Deze zomer verscheen een belangrijk boek over samenleven in gemengde buurten en steden, waarin ook de rol van gemengde scholen prominent naar voren komt: De nieuwe minderheid. Over mensen zonder migratieachtergrond in de superdiverse stad.
Het boek biedt de resultaten van een vijf jaar durend internationaal vergelijkend onderzoek naar zes steden waarin iedereen tot een minderheid behoort, te weten Amsterdam, Rotterdam, Antwerpen, Malmö, Hamburg en Wenen. In dergelijke steden kun je niet (meer) spreken van een minderheid die moet integreren in de leefwijze en cultuur van de meerderheid. Integratie is tweerichtingsverkeer en moet van beide kanten komen, van mensen met een migratieachtergrond en mensen zonder migratieachtergrond. Naar die laatste groep is opmerkelijk weinig onderzoek gedaan en dat maakt dit boek (gebaseerd op een grote enquête en diepte-interviews) vernieuwend. Het biedt helder inzicht in hoe mensen in dergelijke steden de praktijk van het samenleven ervaren en vormgeven.
Cruciaal voor een scenario van ‘hoop en empowerment’ in superdiverse steden zijn vriendschappen over etnische scheidslijnen heen. Die komen echter niet vanzelf tot stand, daarvoor moeten mensen elkaar ook ontmoeten in betekenisvolle activiteiten op school, op het werk en in de vrije tijd. Uit het onderzoek komt naar voren, dat mensen met een gemengde vrienden- en kennissenkring veel vaker op een gemengde basisschool hebben gezeten. Direct in aanraking komen met diversiteit op jonge leeftijd is dus belangrijk. Dat kan (op iets latere leeftijd) ook gebeuren wanneer iemand zonder migratieachtergrond een relatie krijgt met iemand met een migratieachtergrond, of wanneer die in het buitenland heeft gewoond. In al die gevallen gaat het om situaties waarin je leert omgaan met verschillen. Als je dergelijke ervaringen niet opdoet, kun je je onzeker gaan voelen in een diverse omgeving en daar afwijzend tegenover gaan staan. En als je die ervaringen wel opdoet dan kun je vaak als verbinder fungeren en soms ook als bemiddelaar bij kleine conflicten.

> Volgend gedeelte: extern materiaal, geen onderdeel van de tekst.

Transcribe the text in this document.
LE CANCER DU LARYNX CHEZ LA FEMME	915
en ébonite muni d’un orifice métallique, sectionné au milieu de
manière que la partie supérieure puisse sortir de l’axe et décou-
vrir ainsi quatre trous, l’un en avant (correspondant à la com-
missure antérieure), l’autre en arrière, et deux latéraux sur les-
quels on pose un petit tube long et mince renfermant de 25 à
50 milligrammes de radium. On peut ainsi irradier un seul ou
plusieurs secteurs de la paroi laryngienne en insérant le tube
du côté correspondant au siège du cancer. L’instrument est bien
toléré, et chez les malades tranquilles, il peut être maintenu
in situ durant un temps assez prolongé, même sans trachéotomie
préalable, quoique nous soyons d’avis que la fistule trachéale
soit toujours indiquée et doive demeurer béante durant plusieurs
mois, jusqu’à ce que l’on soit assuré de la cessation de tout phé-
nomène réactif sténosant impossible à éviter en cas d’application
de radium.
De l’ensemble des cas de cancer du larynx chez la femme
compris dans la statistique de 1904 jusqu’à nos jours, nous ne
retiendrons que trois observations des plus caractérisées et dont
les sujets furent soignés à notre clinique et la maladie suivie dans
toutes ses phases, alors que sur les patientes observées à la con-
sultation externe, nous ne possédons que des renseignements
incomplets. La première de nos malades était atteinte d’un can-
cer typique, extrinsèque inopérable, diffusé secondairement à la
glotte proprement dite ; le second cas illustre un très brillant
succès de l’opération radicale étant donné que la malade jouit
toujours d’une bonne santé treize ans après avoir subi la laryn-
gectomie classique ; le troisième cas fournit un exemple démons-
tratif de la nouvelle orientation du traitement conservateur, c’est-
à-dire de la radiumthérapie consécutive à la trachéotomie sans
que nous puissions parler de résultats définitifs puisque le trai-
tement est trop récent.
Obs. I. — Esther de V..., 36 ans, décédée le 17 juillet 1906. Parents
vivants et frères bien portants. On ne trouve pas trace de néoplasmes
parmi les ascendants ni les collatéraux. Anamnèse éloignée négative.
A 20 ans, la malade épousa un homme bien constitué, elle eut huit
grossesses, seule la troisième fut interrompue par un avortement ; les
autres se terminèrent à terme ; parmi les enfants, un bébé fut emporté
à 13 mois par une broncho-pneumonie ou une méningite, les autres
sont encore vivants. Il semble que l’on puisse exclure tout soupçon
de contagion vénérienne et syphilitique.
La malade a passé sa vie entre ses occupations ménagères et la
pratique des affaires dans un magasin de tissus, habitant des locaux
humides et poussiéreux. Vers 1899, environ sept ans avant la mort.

Of kinderen van respondenten naar basisscholen gaan met een gemengde leerlingenpopulatie is een van de drie factoren die een geslaagde praktijk van het samenleven in een gemengde buurt bevorderen. De andere twee zijn de kwaliteit van het contact met buren met een migratieachtergrond en of mensen met verschillende etnische achtergronden elkaar tegenkomen in verschillende activiteiten (bijvoorbeeld een teamsport). Alle drie vergt actieve inzet en die wordt wel omschreven als diversiteits-werk. Tegelijkertijd wordt bij alle drie ook een ander deel van iemands identiteit aangesproken dan de etnische identiteit, bijvoorbeeld die van ouder, buurtgenoot of sporter.
Behalve van individuele burgers is ook de inzet nodig van beleidsmakers, politici en mensen in relevante organisaties (zoals schoolbesturen). Zoals de auteurs concluderen aan het einde van hun inspirerende boek: we moeten er allemaal iets voor doen, het gaat niet vanzelf.
Maurice Crul en Frans Lelie (2023). De nieuwe minderheid. Over mensen zonder migratieachtergrond in de superdiverse stad. Amsterdam: VU University Press.